Stevens studied embryogenesis in insects and found that male germ cells contain both X and Y chromosomes, but eggs contain only X chromosomes. Nettie concluded that sex is inherited as a chromosomal factor. She wrote her discovery in 1905, but at the same time, geneticist Edmund Beecher Wilson wrote something similar and for some time he was considered the first to discover sex chromosomes. But Wilson did not study the chromosomal composition of the eggs and, accordingly, did not know that it was the males who were responsible for the sex of the offspring. And only after Stevens’ work, he republished his work, taking into account her discovery.

After this discovery and until her death, Stevens taught and conducted research at Bryn Mawr.

Magdalena Pokrovskaya



Pokrovskaya was born in 1901 in Saratov, where she later graduated from medical university and went to work in her specialty (bacteriologist) at the Stavropol anti-plague laboratory.

Quite quickly she became a leader and worked for several years on a working vaccine against flu.we, which would not only save the patient’s life, but also provide immunity.

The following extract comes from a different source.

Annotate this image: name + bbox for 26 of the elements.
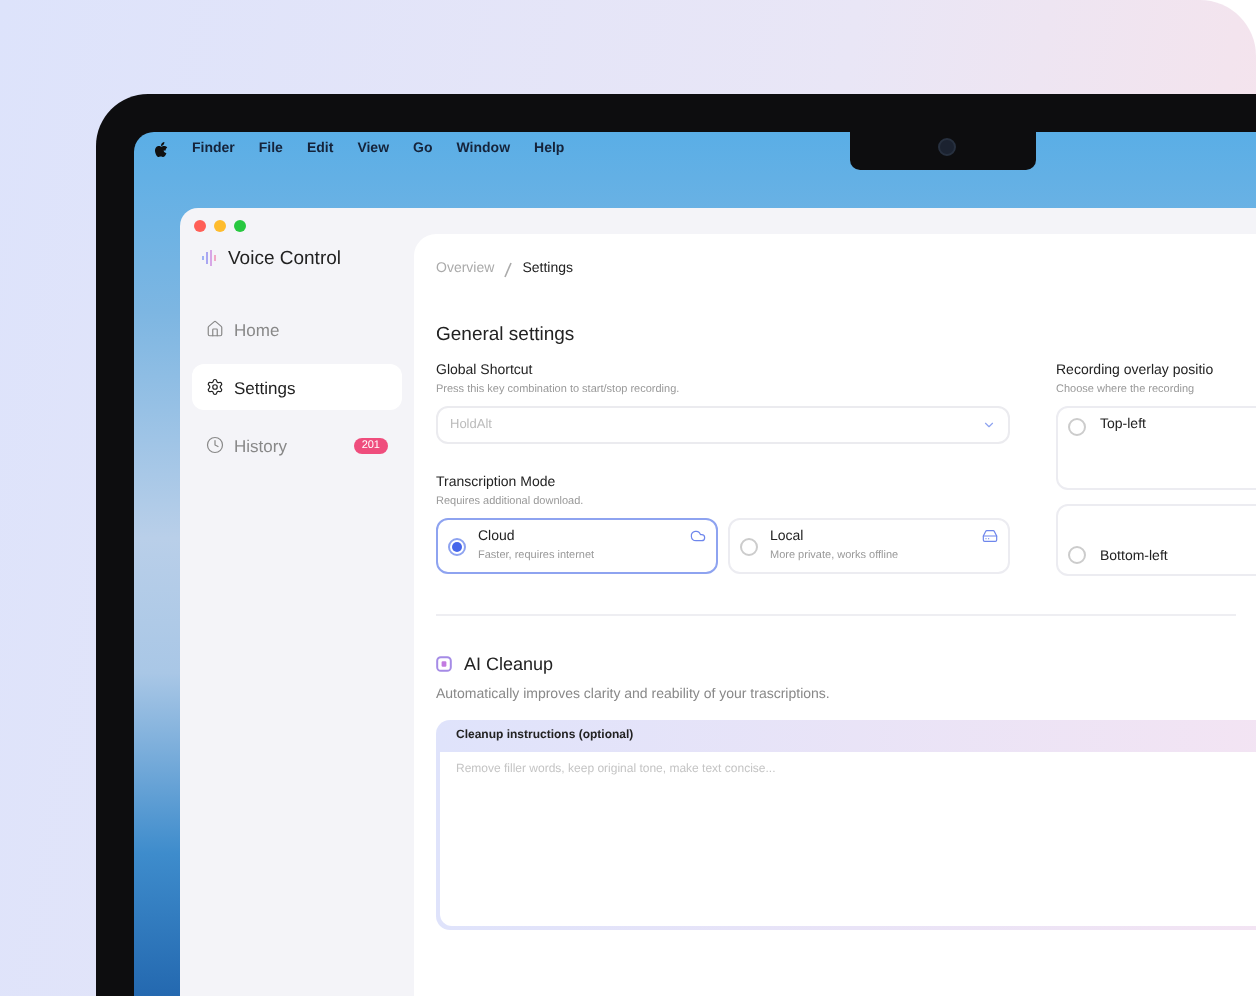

Yes, at that moment the world already had a vaccine, which was created by Vladimir Khavkin in 1896, but due to the use of dead bacteria, it did not give the patient immunity from the disease and, accordingly, did not protect very well.



Pokrovskaya was able to solve the problem by breeding a culture of plague bacteria "AMP", which was used as a vaccine. They did not use the structure of human cells and did not infect, but the body was able to produce antibodies to these bacteria. Accordingly, if a vaccinated person gets bubonic bacilli, he will have immunity.

The vaccine was tested on rodents for several years, and on March 8, 1943, Pokrovskaya decided to administer it to herself. Magdalena Petrovna injected 500 million live plague bacilli into her own blood to test how the serum worked on people. A bold (probably even reckless) experiment helped first save people, and then completely stop the bubonic plague epidemic. On the third day, Magdalena Petrovna had already developed immunity to the disease, and the vaccine later began to be used throughout the world.